Eye For Film >> Movies >> The Bat (1926) Film Review
The Bat
Reviewed by: Jennie Kermode
A moody cityscape in black and white. A heavily fortified bank. A masked and caped figure uses a grappling hook to scale the walls. There’s a crime in progress and a mystery about to unfold – yet it will be another 13 years before the world first encounters the legend that is Batman.

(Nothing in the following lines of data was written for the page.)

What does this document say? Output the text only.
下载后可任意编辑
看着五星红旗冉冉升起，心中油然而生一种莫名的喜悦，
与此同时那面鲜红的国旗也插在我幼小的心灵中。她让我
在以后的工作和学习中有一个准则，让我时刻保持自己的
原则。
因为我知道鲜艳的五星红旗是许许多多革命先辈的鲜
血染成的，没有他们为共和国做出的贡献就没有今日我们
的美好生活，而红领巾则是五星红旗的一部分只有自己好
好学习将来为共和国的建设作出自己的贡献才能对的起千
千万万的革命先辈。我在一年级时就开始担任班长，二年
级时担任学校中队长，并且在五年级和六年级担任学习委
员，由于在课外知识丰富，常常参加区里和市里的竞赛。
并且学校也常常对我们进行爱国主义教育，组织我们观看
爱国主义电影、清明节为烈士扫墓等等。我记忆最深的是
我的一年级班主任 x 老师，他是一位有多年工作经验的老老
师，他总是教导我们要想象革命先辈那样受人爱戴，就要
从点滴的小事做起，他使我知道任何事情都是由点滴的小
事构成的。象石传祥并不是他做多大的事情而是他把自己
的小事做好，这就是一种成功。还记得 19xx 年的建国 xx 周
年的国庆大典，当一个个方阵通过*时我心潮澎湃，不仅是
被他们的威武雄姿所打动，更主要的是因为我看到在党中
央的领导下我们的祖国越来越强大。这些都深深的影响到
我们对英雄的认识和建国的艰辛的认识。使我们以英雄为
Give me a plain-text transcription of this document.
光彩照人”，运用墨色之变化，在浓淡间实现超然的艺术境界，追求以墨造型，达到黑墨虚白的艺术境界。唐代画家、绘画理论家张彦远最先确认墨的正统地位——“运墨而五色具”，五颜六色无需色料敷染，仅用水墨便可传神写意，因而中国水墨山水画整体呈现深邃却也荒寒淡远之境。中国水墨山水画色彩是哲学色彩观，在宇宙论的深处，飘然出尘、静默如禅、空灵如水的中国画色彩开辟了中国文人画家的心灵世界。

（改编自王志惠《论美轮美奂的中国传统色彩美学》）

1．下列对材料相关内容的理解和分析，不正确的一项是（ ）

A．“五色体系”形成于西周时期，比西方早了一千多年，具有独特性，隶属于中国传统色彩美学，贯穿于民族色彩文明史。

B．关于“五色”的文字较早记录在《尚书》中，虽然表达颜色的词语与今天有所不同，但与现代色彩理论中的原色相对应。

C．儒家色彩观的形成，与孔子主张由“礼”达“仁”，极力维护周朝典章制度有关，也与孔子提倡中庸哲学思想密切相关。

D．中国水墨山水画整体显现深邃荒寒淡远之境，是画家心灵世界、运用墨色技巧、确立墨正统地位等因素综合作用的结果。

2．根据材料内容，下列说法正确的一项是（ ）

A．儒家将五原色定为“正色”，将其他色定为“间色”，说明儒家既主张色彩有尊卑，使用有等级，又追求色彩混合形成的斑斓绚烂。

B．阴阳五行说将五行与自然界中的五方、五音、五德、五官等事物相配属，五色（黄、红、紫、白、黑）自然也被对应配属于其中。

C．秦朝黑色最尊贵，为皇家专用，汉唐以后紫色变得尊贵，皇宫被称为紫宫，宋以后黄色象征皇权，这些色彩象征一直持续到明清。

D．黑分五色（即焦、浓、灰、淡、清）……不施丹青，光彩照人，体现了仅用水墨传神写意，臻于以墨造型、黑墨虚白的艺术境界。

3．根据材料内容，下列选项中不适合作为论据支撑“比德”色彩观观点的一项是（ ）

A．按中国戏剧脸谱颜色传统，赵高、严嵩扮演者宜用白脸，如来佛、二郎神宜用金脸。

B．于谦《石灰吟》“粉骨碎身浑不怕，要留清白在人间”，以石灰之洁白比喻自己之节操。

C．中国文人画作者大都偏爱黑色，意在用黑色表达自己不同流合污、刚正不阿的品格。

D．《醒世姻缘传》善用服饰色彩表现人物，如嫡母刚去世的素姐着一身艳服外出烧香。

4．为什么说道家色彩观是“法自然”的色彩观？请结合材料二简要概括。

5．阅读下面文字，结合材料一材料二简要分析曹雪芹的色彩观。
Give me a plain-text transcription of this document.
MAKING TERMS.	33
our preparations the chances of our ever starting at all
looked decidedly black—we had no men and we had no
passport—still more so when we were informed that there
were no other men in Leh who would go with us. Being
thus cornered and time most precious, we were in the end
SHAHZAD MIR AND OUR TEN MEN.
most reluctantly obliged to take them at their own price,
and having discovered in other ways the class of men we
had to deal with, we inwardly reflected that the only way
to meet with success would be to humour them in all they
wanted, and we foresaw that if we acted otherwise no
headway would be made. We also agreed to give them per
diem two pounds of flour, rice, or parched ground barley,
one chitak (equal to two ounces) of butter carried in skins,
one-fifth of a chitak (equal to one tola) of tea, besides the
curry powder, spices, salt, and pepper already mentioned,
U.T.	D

Long thought to be a lost film, Roland West’s 1926 comedy thriller The Bat was salvaged by the UCLA Film and Television Archive in the late 1980s, but it has only recently returned to prominence, thanks to the dedicated efforts of restorationist and musician Ben Model. Model’s score accompanies the otherwise silent scenes in keeping with the traditions of its era, adding an emotional element which nicely balances the pithy dialogue in the intertitles.
Anyone who thinks of silent films as dull and worth watching only for historical value, or to make girls think they’re intellectual, is in for a surprise. Never mind its wider significance – The Bat hangs from its own two feet, and delivers lively entertainment throughout. Following the bank raid, the action moves to an old mansion on the edge of town where various people believe that the loot has been stashed. There are rumours of a secret room, but that’s only one of the secrets concealed by the various people living there or visiting.
Young Miss Dale (Jewel Carmen) is hiding her lover, a bank clerk who is a prime suspect in the case, trying to pass him off as a gardener to her shrewd mystery author aunt, Miss Cornelia (Emily Fitzroy). The maid is so frightened of the Bat that she’s hiding a bear trap in the hope of catching him. Then there’s a doctor who secretly opens a window, a PI and a police detective trying to one-up one another, and a butler who seems to be trying to hide the fact that he’s actually Japanese under layers of bizarre make-up presumably designed to make him look like what white Americans expected a Japanese man to look like at the time. One of these people may be the Bat – but who?
In its restored form, the film looks great – fresh and clear, which is important given its fondness for shadows. There’s no blurring, and even the texture of silk stockings can be discerned. This makes it easier to appreciate a great suite of performances, with Fitzroy the standout in a gem of a role. Meanwhile, audiences can take in those early inventions which point the way to the creation of the caped crusader, which range from batarangs to the sudden appearance, towards the end, of what is unmistakably the bat signal.
The Bat is a lot of fun and its mystery will keep you guessing right up to the end. Catch it if you can.